My grip tightened on the phone. "What kind of strange?"

"I shouldn't have said that. Look, Mr. Barrett, I appreciate the interest, but I'm not really ready for media attention right now."

"Of course. But if you change your mind, here's my number." I rattled off my cell phone digits. "Sometimes it helps to talk to an outsider about small town dynamics. People in rural areas can be very... traditional in their thinking."

"Traditional." She repeated the word like she was testing its weight. "Yes, that's certainly one way to put it."

The line went quiet except for her breathing. I could almost hear her thinking, weighing whether to trust a stranger's voice on the phone.

"Ms. Decker? Are you still there?"

"I'm here. You know what, maybe talking to someone from the outside would be helpful. But not this weekend.

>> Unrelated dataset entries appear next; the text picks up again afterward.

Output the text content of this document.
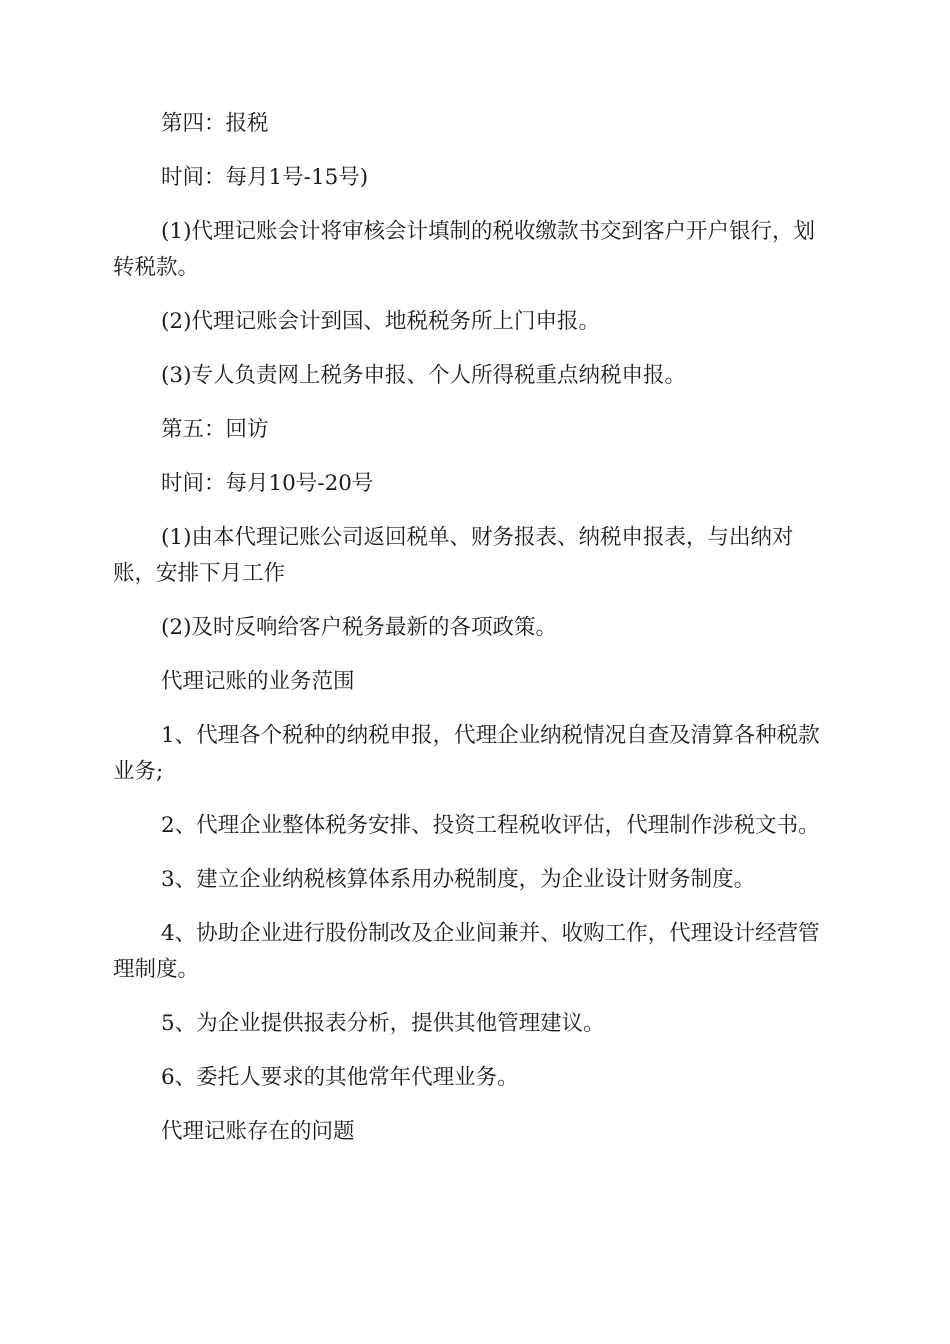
第四：报税

时间：每月1号-15号)

(1)代理记账会计将审核会计填制的税收缴款书交到客户开户银行，划转税款。

(2)代理记账会计到国、地税税务所上门申报。

(3)专人负责网上税务申报、个人所得税重点纳税申报。

第五：回访

时间：每月10号-20号

(1)由本代理记账公司返回税单、财务报表、纳税申报表，与出纳对账，安排下月工作

(2)及时反响给客户税务最新的各项政策。

代理记账的业务范围

1、代理各个税种的纳税申报，代理企业纳税情况自查及清算各种税款业务;

2、代理企业整体税务安排、投资工程税收评估，代理制作涉税文书。

3、建立企业纳税核算体系用办税制度，为企业设计财务制度。

4、协助企业进行股份制改及企业间兼并、收购工作，代理设计经营管理制度。

5、为企业提供报表分析，提供其他管理建议。

6、委托人要求的其他常年代理业务。

代理记账存在的问题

I have some... research to finish first."

Research. My stomach clenched. She was already looking into things, already asking questions that might get her killed before I could reach her.

"Whenever works for you. Just call that number if you need anything. Anything at all."

"Thank you, Mr. Barrett. I might just do that."

The line went dead. I stared at the phone, then at the files spread across the table. Forty-eight hours to close the case and return to Denver. Forty-eight hours to abandon Rosemary Decker to the same fate that claimed seven other women.

Not happening.

I grabbed my laptop and started booking a flight to Montana. Morrison could threaten reassignment all he wanted. Some things mattered more than career advancement. Some patterns were too clear to ignore, even when your supervisor called them folklore nonsense.

Especially when a woman's life hung in the balance and you were the only one who saw the danger coming.

The bourbon burned in my empty stomach as I packed my files into the travel case. Twenty-six days until the eclipse. Twenty-six days to figure out what was killing these women and stop it from claiming another victim.

Twenty-six days to prove that some ghost stories were real.